Understanding Experiments
Running statistical analysis for an experiment can be complex. Much of this complexity is abstracted away from the end user, but this commonly leads to questions - things like:
- What do different date ranges mean?
- What metric data is included in the calculation?
This page aims to give an overview of the basic settings in Statsig, and what they mean for the analysis that will be run.
For more advanced settings, refer to [./configure-an-experiment]
Date Ranges
The date range of an experiment controls the filters used when querying both exposure and metric data. For example, an experiment with a start date of 2025-02-01
and an end date of 2025-02-14
will query assignment data between those two dates, and also query metric data between those two dates.
There's a few exceptions:
- Metric Bake Windows or Cohort Windows with
wait for...
enabled; in this case, cohorts which have not been in the experiment for the duration of their cohort/bake window will be ignored and not included in either the exposure count or metric data for the metric in question - If
allow cohort metrics to bake after experiment end
is enabled.
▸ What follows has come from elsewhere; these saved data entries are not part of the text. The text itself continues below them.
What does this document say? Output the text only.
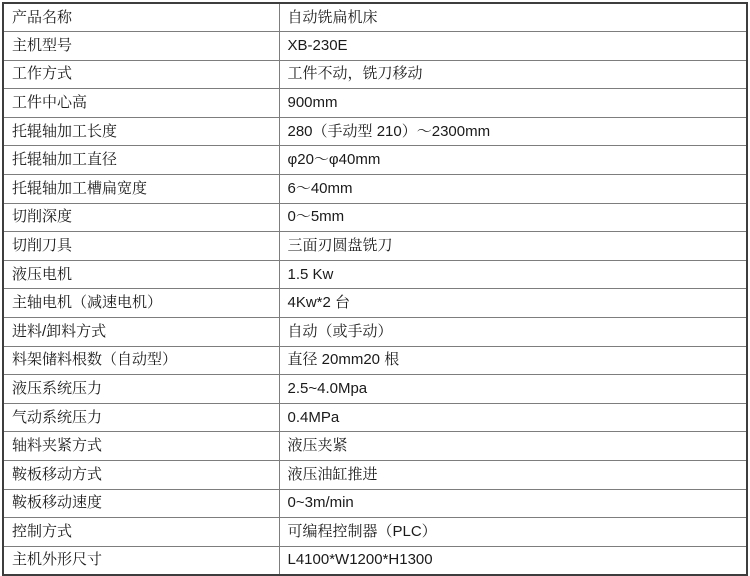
产品名称	自动铣扁机床
主机型号	XB-230E
工作方式	工件不动，铣刀移动
工件中心高	900mm
托辊轴加工长度	280（手动型 210）～2300mm
托辊轴加工直径	φ20～φ40mm
托辊轴加工槽扁宽度	6～40mm
切削深度	0～5mm
切削刀具	三面刃圆盘铣刀
液压电机	1.5 Kw
主轴电机（减速电机）	4Kw*2 台
进料/卸料方式	自动（或手动）
料架储料根数（自动型）	直径 20mm20 根
液压系统压力	2.5~4.0Mpa
气动系统压力	0.4MPa
轴料夹紧方式	液压夹紧
鞍板移动方式	液压油缸推进
鞍板移动速度	0~3m/min
控制方式	可编程控制器（PLC）
主机外形尺寸	L4100*W1200*H1300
This will push out the end date of analysis artificially - only for cohort metrics - to maximize data collection for experiments with a one-time intervention where it's expected that the experiment effect persists even once the treatment is turned off.
Exposure Timing
A given experimental unit (e.g. user)'s data is only included after they trigger the experiment. For example, if you're testing a new notification, metric data from before a given user ever sees the notification should NOT be included in the experimental analysis.
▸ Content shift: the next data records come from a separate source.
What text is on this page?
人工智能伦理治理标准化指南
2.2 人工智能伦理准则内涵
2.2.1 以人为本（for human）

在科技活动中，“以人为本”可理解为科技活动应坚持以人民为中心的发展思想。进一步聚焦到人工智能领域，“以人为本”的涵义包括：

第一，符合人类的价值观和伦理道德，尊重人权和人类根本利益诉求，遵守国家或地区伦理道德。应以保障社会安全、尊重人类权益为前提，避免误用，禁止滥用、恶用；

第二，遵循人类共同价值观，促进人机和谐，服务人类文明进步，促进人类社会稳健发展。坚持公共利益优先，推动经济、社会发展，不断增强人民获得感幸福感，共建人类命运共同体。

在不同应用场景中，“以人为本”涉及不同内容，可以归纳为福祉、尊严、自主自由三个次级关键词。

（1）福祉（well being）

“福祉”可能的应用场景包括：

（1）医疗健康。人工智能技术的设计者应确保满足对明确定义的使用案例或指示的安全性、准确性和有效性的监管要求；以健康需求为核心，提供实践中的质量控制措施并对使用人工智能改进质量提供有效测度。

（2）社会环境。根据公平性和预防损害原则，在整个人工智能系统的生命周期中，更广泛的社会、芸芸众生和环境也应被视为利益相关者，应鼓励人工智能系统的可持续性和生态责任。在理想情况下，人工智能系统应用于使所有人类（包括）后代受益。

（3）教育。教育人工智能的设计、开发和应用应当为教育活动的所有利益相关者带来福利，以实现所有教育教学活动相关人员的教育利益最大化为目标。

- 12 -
The only exception is if a metric is configured to be measured with the timestamp as a day. In this case, there is a setting on the metric's metric source to either:
- include day-0 data
- exclude day-0 data
depending on the desired analysis. Generally Statsig recommends including day-0 data (checking measure timestamp as day
) if data has been preprocessed at a daily grain.
Explore Query Dates
Explore queries can filter metric data or assignment data independently. The default filtering option is metric data; this allows you to exclude certain dates with buggy or non-representative data, or to scope an analysis to recent periods - e.g. if your hypothesis is that the treatment effect will take a long time to develop.
It is also possible, under the advanced tab, to:
- filter to exposures in a date range (or outside of)
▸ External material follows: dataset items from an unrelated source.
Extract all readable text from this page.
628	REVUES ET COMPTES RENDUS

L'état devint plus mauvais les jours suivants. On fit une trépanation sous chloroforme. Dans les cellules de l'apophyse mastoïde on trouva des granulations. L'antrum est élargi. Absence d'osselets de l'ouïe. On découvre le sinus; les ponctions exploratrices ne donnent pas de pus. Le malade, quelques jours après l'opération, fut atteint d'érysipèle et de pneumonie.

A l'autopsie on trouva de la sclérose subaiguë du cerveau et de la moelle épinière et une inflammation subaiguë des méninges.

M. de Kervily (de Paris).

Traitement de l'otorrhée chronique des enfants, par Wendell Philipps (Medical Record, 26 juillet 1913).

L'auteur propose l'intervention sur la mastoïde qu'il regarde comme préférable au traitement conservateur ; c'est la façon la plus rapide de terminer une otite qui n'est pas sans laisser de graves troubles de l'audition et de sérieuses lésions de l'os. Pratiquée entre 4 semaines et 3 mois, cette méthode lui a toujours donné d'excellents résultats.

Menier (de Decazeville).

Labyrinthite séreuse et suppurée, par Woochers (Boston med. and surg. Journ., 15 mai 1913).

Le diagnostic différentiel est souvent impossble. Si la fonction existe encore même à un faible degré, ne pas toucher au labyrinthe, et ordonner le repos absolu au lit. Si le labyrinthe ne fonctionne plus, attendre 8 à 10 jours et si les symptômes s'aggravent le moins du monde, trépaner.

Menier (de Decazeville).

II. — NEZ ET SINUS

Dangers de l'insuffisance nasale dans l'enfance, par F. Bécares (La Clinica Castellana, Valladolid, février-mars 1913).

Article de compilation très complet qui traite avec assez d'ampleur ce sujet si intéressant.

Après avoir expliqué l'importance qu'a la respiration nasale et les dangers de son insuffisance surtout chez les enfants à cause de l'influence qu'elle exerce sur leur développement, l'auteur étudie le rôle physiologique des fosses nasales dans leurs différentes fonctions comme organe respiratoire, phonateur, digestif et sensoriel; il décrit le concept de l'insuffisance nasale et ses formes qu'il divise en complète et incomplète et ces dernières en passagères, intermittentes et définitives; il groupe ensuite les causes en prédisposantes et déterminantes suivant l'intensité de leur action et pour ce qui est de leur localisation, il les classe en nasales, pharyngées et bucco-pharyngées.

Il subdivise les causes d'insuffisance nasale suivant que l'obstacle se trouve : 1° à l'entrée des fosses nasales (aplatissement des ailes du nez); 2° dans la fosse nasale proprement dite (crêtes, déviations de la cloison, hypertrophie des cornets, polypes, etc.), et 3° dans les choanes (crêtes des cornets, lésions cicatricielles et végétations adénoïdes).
- filter to exposures within a certain cohort (e.g. X-Y days since exposure)
Selecting Dates
When not using turbo mode, or when using turbo mode with incremental reloads, the date picker next to pulse can be used to view pulse "as of" a certain date. This is useful for understanding historical discussion of an experiment, or for understanding how results have evolved over time. This data can also be viewed through the lens of the time series views in Statsig.
As a reminder, this ability should not be used as a way to cherry-pick dates with desirable results!
What is being calculated?
For every experiment analysis, the basic flow is:
- Identifying when units first saw or were "enrolled" into the experiment
- Identifying what those units did (metric data - events, or other rollups) after seeing the experimental variant they were assigned to, up until the end of the experiment. This results in a tagged dataset, where metric data is associated with a group
- Aggregating that metric data over the experiment duration. The metrics documentation has descriptions and SQL snippets describing this step
- Calculating group-level statistics to be used in the final scorecard analysis - at a high level, the analysis requires the observed totals/means per-group, and the variance which is used to understand how meaningful (usually statistical significance in frequentist analysis, or probability of best in bayesian analysis) that difference is
- Means are normalized per-unit. For basic aggregations this will impute 0s - that is, the calculation is the total value over the count of units exposed. For ratios and means, the means will be computed as the sum of the numerator over the sum of the denominator.